GÜLE RAHATSIZ MISINIZ SORUSU
Bir gazetecinin ''Son günlerde yargı alanında yaşanan
tartışmalardan rahatsız mısınız? Kaygılı mısınız? Bunu
devlet krizi olarak yorumlayanlar da var, siz bu krizin bitmesi
için nasıl devreye gireceksiniz?'' sorusu üzerine, olup
bitenlerin çok üzüntü verici olduğunu, olayları yakından takip eden
bir çok kişinin hissiyatının da bu yönde olduğunu söyledi.
Cumhurbaşkanı Gül, şöyle konuştu:
"KISIR DÖNGÜYE İZİN VERİLMEMELİ"
''Bu bir fasit dairedir aslında, kısır bir döngüdür. Bundan
Türkiye'nin süratli bir şekilde çıkması gerekir. Bunun için
yapılması gereken şey de gayet açıktır; çok süratli bir yargı
reformu yapmak gerekir. Ama burada hemen dikkatinizi çekerim, yargı
reformu yapılırken bu çıkmaz sokak ya da kısır döngü daha çok
derinleştirici bir şekilde olmamalıdır. Daha çok politize olucu,
daha çok tartışıcı ve daha çok kutuplaşıcı bir şekilde asla
olmamalıdır. Buna kesinlikle fırsat verilmemelidir.
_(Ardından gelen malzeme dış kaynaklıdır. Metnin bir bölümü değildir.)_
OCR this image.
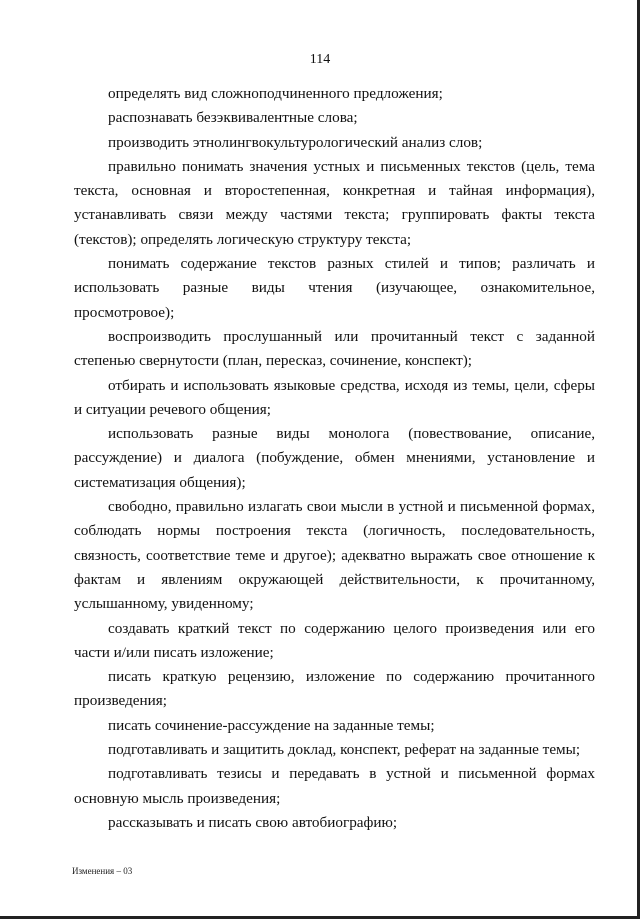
114

определять вид сложноподчиненного предложения;

распознавать безэквивалентные слова;

производить этнолингвокультурологический анализ слов;

правильно понимать значения устных и письменных текстов (цель, тема текста, основная и второстепенная, конкретная и тайная информация), устанавливать связи между частями текста; группировать факты текста (текстов); определять логическую структуру текста;

понимать содержание текстов разных стилей и типов; различать и использовать разные виды чтения (изучающее, ознакомительное, просмотровое);

воспроизводить прослушанный или прочитанный текст с заданной степенью свернутости (план, пересказ, сочинение, конспект);

отбирать и использовать языковые средства, исходя из темы, цели, сферы и ситуации речевого общения;

использовать разные виды монолога (повествование, описание, рассуждение) и диалога (побуждение, обмен мнениями, установление и систематизация общения);

свободно, правильно излагать свои мысли в устной и письменной формах, соблюдать нормы построения текста (логичность, последовательность, связность, соответствие теме и другое); адекватно выражать свое отношение к фактам и явлениям окружающей действительности, к прочитанному, услышанному, увиденному;

создавать краткий текст по содержанию целого произведения или его части и/или писать изложение;

писать краткую рецензию, изложение по содержанию прочитанного произведения;

писать сочинение-рассуждение на заданные темы;

подготавливать и защитить доклад, конспект, реферат на заданные темы;

подготавливать тезисы и передавать в устной и письменной формах основную мысль произведения;

рассказывать и писать свою автобиографию;

Изменения – 03
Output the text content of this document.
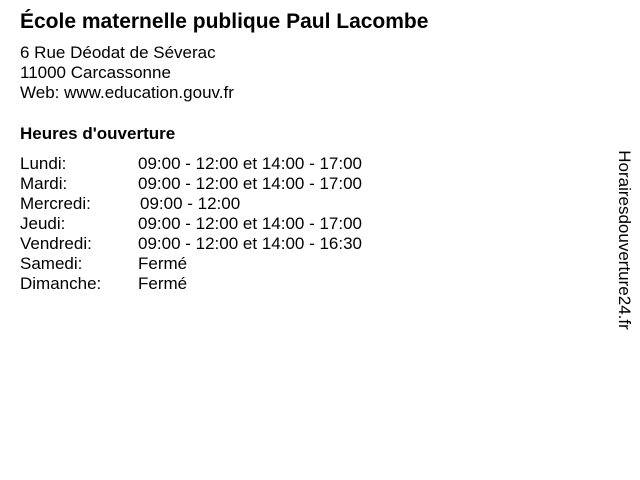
École maternelle publique Paul Lacombe
6 Rue Déodat de Séverac
11000 Carcassonne
Web: www.education.gouv.fr
Heures d'ouverture
Lundi:	09:00 - 12:00 et 14:00 - 17:00
Mardi:	09:00 - 12:00 et 14:00 - 17:00
Mercredi:	09:00 - 12:00
Jeudi:	09:00 - 12:00 et 14:00 - 17:00
Vendredi:	09:00 - 12:00 et 14:00 - 16:30
Samedi:	Fermé
Dimanche: Fermé	Horairesdouverture24.fr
Ama o zaman bu nasıl yapılacaktır? Gayet açıktır. Türkiye AB ile
tam üyelik müzakereleri yapan bir ülkedir. Bu konuda AB'nin
müktesebatı, kriterleri ve standartları Türkiye tarafından süratli
bir şekilde üstlenilmelidir. Bu konuda aslında bütün partilerimizin
ön yargısız bir işbirliği içine girmesi çok önemlidir.
Bu yeni bir kutuplaşma, yeni bir mücadele alanı asla olmamalıdır. O
zaman ülkemize zarar verir. Çünkü adalet, yargı, hukuk konusu daima
objektif kriterler içerisinde ve en yüksek standartlarda
yapılmalıdır ve bunun için de müzakere eden, üyelik müzakereleri
sürdüren bir ülke olarak AB standartlarını süratli bir şekilde
üstlenmemiz gerektiği kanaatindeyim.''
TBMM BAŞKANI ŞAHİN'İN AÇIKLAMALARI
HABERİN DEVAMINDA
TBMM Başkanı Mehmet Ali Şahin, ''Biz yasama organı olarak,
yürütme organından da yargı organında da bu Meclisin çıkarmış
olduğu yasaları başarıyla uygulamalarını bekleriz'' dedi. Şahin,
herkesi sağduyulu olmaya davet etti.
Şahin, gazetecilerin HSYK'nın kararından sonraki tartışmalara
ilişkin sorularını yanıtladı.
Yasama organının başkanı olarak bir tartışma içerisine girmemeye
çalışacağını, bulunduğu makamın buna elverişli olmadığını ifade
eden Mehmet Ali Şahin, şunları kaydetti:
"Bu tartışmalarda, uygulamada bazı sorunların olması yatıyor. Her
şeyin yokluğuna bir süre tahammül edebiliriz, ama adaletin
yokluğuna asla tahammül edemeyiz. Türkiye'de adaleti
gerçekleştirecek olan da bağımsız yargı organlarıdır, hakimlerimiz
ve savcılarımızdır. Hakimlerimiz ve savcılarımız, yargı
bağımsızlığı ve hakimlik teminatı esaslarına göre görev yaparlar.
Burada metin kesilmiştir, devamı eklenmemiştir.